Some people are struggling to let themselves be let go. Pray for them. I won’t tell a story, but it is a common one: “I did not intend to get connected to this person, much less have sex, but I did. Now they are with someone else.” Or “It never crossed my mind that they would go out on me. I feel so stupid and embarrassed.” Or “I don’t know why I still want them after what they did to me, but I do.” They are getting sifted. I pray that one of the results is that they accept their true value before God and escape the power of the betrayal.

Some people are struggling to let go. Pray for them. Again, I won’t tell a story, you can tell your own. But they are common: “I repent of the immorality, but I long for the intimacy.” Or “I want two people for different reasons.” Or “I can’t believe that what I am or what we had could have been this damaging.” Or “Maybe there is a way to work this out if we just get away from the family and all these people.” They are getting sifted.

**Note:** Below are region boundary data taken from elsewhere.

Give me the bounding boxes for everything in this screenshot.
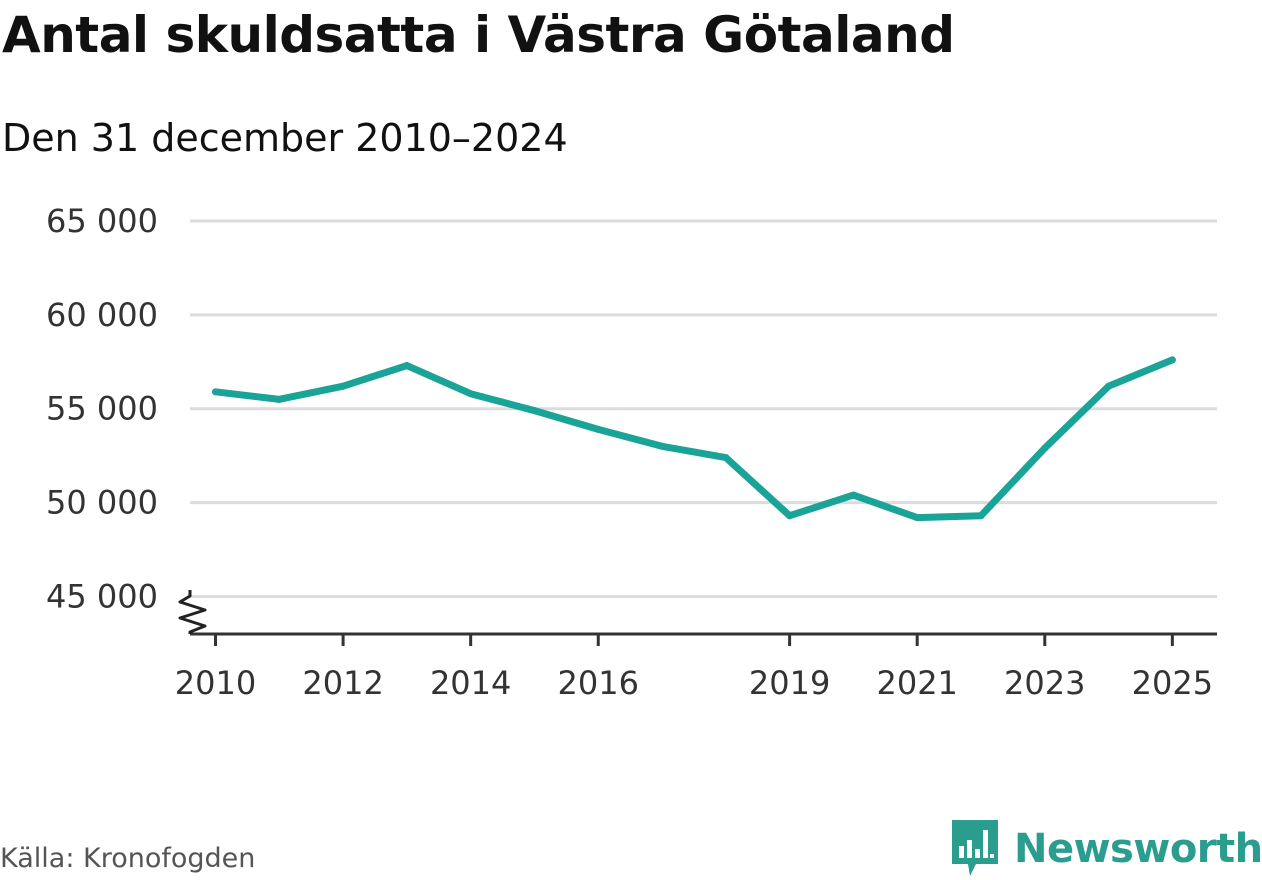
series-line [212,356,1176,522]
data-point [212,388,220,396]
x-tick-label: 2025 [1132,664,1213,702]
x-tick-label: 2012 [302,664,383,702]
y-tick-label: 45 000 [46,577,158,615]
y-tick-label: 65 000 [46,202,158,240]
data-point [786,512,794,520]
x-axis-labels: 2010 2012 2014 2016 2019 2021 2023 2025 [175,664,1213,702]
data-point [658,442,666,450]
series-layer [212,356,1176,522]
x-axis [178,590,1217,646]
data-point [1105,382,1113,390]
x-tick-label: 2023 [1004,664,1085,702]
y-tick-label: 60 000 [46,296,158,334]
axis-break-zigzag [178,590,207,634]
x-tick-label: 2014 [430,664,511,702]
data-point [722,454,730,462]
data-point [849,491,857,499]
data-point [1041,444,1049,452]
data-point [339,382,347,390]
chart-subtitle: Den 31 december 2010–2024 [2,116,568,160]
x-tick-label: 2010 [175,664,256,702]
y-tick-label: 50 000 [46,484,158,522]
brand-name: Newsworthy [1014,826,1262,872]
x-tick-label: 2019 [749,664,830,702]
data-point [530,407,538,415]
data-point [275,395,283,403]
bar-chart-speech-icon [952,820,998,876]
y-tick-label: 55 000 [46,390,158,428]
grid-lines [190,219,1217,598]
data-point [467,390,475,398]
y-axis-labels: 45 000 50 000 55 000 60 000 65 000 [46,202,158,615]
x-tick-label: 2016 [558,664,639,702]
data-point [977,512,985,520]
data-point [913,514,921,522]
source-note: Källa: Kronofogden [0,843,256,874]
brand-logo: Newsworthy [950,818,1262,880]
data-point [1168,356,1176,364]
data-point [403,362,411,370]
x-tick-label: 2021 [876,664,957,702]
chart-title: Antal skuldsatta i Västra Götaland [2,6,955,64]
data-point [594,425,602,433]
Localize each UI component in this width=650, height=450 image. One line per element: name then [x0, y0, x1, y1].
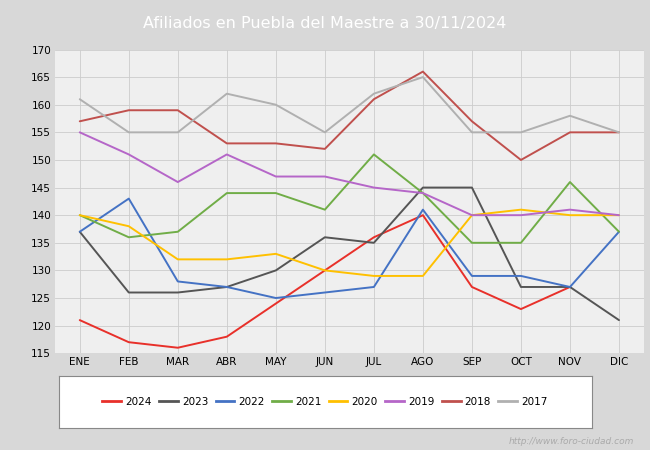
Text: http://www.foro-ciudad.com: http://www.foro-ciudad.com [508, 437, 634, 446]
Legend: 2024, 2023, 2022, 2021, 2020, 2019, 2018, 2017: 2024, 2023, 2022, 2021, 2020, 2019, 2018… [99, 393, 551, 410]
Text: Afiliados en Puebla del Maestre a 30/11/2024: Afiliados en Puebla del Maestre a 30/11/… [143, 16, 507, 31]
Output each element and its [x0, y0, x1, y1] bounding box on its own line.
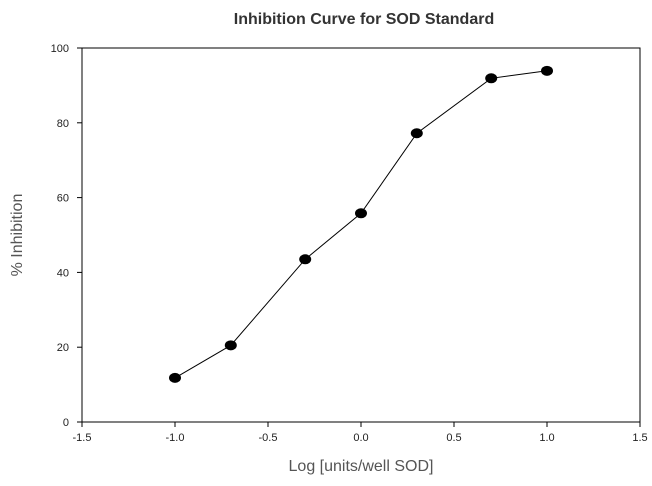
- data-point: [410, 128, 423, 139]
- chart-title: Inhibition Curve for SOD Standard: [234, 11, 494, 28]
- y-tick-label: 0: [63, 417, 69, 429]
- series-layer: [169, 65, 553, 383]
- x-tick-label: -0.5: [259, 432, 278, 444]
- data-point: [355, 208, 367, 219]
- y-tick-label: 20: [57, 342, 69, 354]
- ticks-layer: -1.5 -1.0 -0.5 0.0 0.5 1.0 1.5 0 20 40 60 80 100: [51, 43, 648, 444]
- plot-frame: [81, 47, 641, 423]
- x-axis-label: Log [units/well SOD]: [289, 458, 434, 475]
- x-tick-label: 0.0: [353, 432, 368, 444]
- y-tick-label: 100: [51, 43, 69, 55]
- x-tick-label: 0.5: [446, 432, 461, 444]
- data-point: [224, 340, 237, 351]
- y-axis-label: % Inhibition: [9, 194, 26, 277]
- x-tick-label: 1.5: [632, 432, 647, 444]
- data-point: [299, 254, 312, 265]
- y-tick-label: 80: [57, 118, 69, 130]
- series-line: [174, 70, 548, 379]
- y-tick-label: 40: [57, 267, 69, 279]
- x-tick-label: -1.0: [166, 432, 185, 444]
- x-tick-label: -1.5: [73, 432, 92, 444]
- x-tick-label: 1.0: [539, 432, 554, 444]
- y-tick-label: 60: [57, 193, 69, 205]
- data-point: [169, 372, 181, 383]
- data-point: [541, 65, 553, 76]
- data-point: [485, 73, 498, 84]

I pray that one of the results is that they turn away from hunger and find true sustenance.

Being sifted could be good

Whenever I am talking to people sifted by the betrayals of love I often make surprisingly little headway in convincing them it is a spiritual place to be. For Christians, in particular, they often think they need to keep their pain or their desires secret from people who won’t understand, and they often act like it is all a secret from God. Even though they see Jesus discerning the secrets in the heart of his intimate friend, Peter, they fall under the spell of their feelings and can’t get loose. They seem to think that if they admitted the situation was about more than their attachment, they would lose the attachment, and they either think that is impossible or undesirable. Pray for them. Being betrayed or betraying is about more than the two people involved. And “in him we live and move and have our being.” (Acts 17:28)

Broken up people often don’t imagine that what they really need to do is strengthen their brothers and sisters. They are so wrapped up in being sifted, it can become an identity. They are so wrapped up in how they have sex or not that they forget about everything else. Satan would love that.

They often think their loves and lusts are happening in private, but their actions usually end up as tools for sifting us all. Pray that in being let go and letting go they let us all go.

Pray their faith does not fail — because that failure is a distinct possibility for them. You who are enduring this or who have honestly endured it know what I am talking about. But having been sifted, it is also a distinct possibility that they, and all of us, will develop true strength to share.